Configuration as code means identity policy, entitlements, and access workflows are managed in version-controlled files instead of only through consoles. It turns access changes into reviewable, reversible change events and makes governance more consistent across applications and teams.
Expanded Definition
Configuration as code applies the infrastructure-as-code discipline to identity governance: access policies, entitlements, approval workflows, token scopes, and service-account settings are expressed in version-controlled files rather than maintained only in admin consoles. In NHI security, that matters because machine identities change quickly, and manual console edits create drift that is hard to audit. The approach supports peer review, change history, rollback, and repeatable deployment across environments, which makes it easier to align operational access with policy intent.

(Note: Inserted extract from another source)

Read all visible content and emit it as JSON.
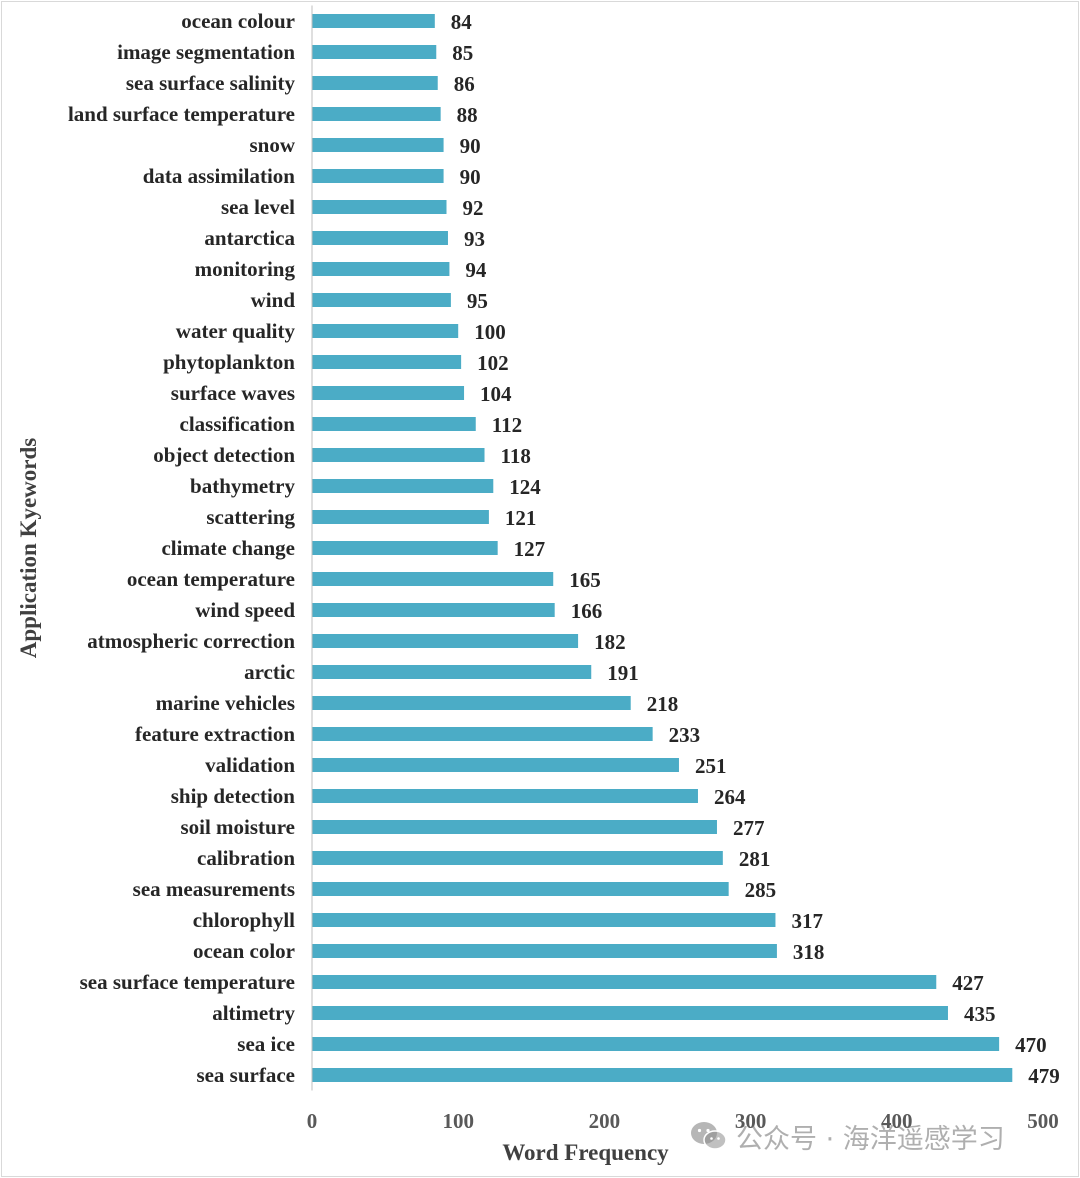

Definitions vary across vendors on the exact boundary between configuration as code, policy as code, and infrastructure as code. NHI Management Group treats the term as the broader operational pattern of managing identity-related controls through code so they can be tested, reviewed, and promoted like any other change. For general governance context, the NIST Cybersecurity Framework 2.0 reinforces the need for controlled change and asset governance, while configuration as code provides the implementation mechanism for NHI workflows. The most common misapplication is treating a script that creates access as configuration as code, which occurs when the file is not authoritative, reviewed, or tied to a controlled release process.
Examples and Use Cases
Implementing configuration as code rigorously often introduces review overhead and pipeline dependency, requiring organisations to weigh change speed against stronger governance and reproducibility.
- A platform team stores service-account roles in a repo so every RBAC change is code-reviewed before deployment to production.
- A security team encodes secret rotation schedules and approval gates in a workflow file, reducing ad hoc console-based exceptions.
- An engineering organisation uses code to define JIT access grants for agents, ensuring time-bound entitlements expire predictably after use.
- Identity administrators keep federation and token-lifetime settings in source control so changes can be traced to a specific pull request.
- Teams managing NHI sprawl use code to standardise onboarding and offboarding steps across clusters, clouds, and CI/CD systems, consistent with guidance in Ultimate Guide to NHIs and operational principles reflected in the NIST Cybersecurity Framework 2.0.
Why It Matters in NHI Security
Configuration as code reduces the hidden risk that accumulates when service accounts, API keys, and access policies are edited in isolation across teams. That is especially important because NHI Management Group reports that Ultimate Guide to NHIs found 96% of organisations store secrets outside of secrets managers in vulnerable locations including code, config files, and CI/CD tools. When identity settings are defined as code, teams can scan them for overprivilege, validate them before merge, and reconstruct the exact state of access during an incident. It also helps organisations enforce repeatable controls across many applications, which is essential when NHIs outnumber human identities by 25x to 50x in modern enterprises.
Without this discipline, access drift tends to show up only after a secret leak, a failed audit, or an unexpected service-account compromise. At that point, configuration as code becomes operationally unavoidable because investigators need a reliable source of truth to determine what changed, when it changed, and who approved it.
Standards & Framework Alignment
This section maps relevant standards and security frameworks to the operational risks and controls described in this guidance.
OWASP Non-Human Identity Top 10 address the attack and risk surface, while NIST CSF 2.0 and NIST Zero Trust (SP 800-207) set the governance and control requirements practitioners need to meet.
| Framework | Control / Reference | Relevance |
|---|---|---|
| OWASP Non-Human Identity Top 10 | NHI-01 | Covers identity governance drift and weak lifecycle controls for machine identities. |
| NIST CSF 2.0 | PR.AC-4 | Access permissions must be managed consistently and reviewed as part of protective controls. |
| NIST Zero Trust (SP 800-207) | Zero Trust requires continuous control validation, which config-as-code helps operationalise. |
Express NHI access rules as code so policy can be enforced, tested, and changed without console drift.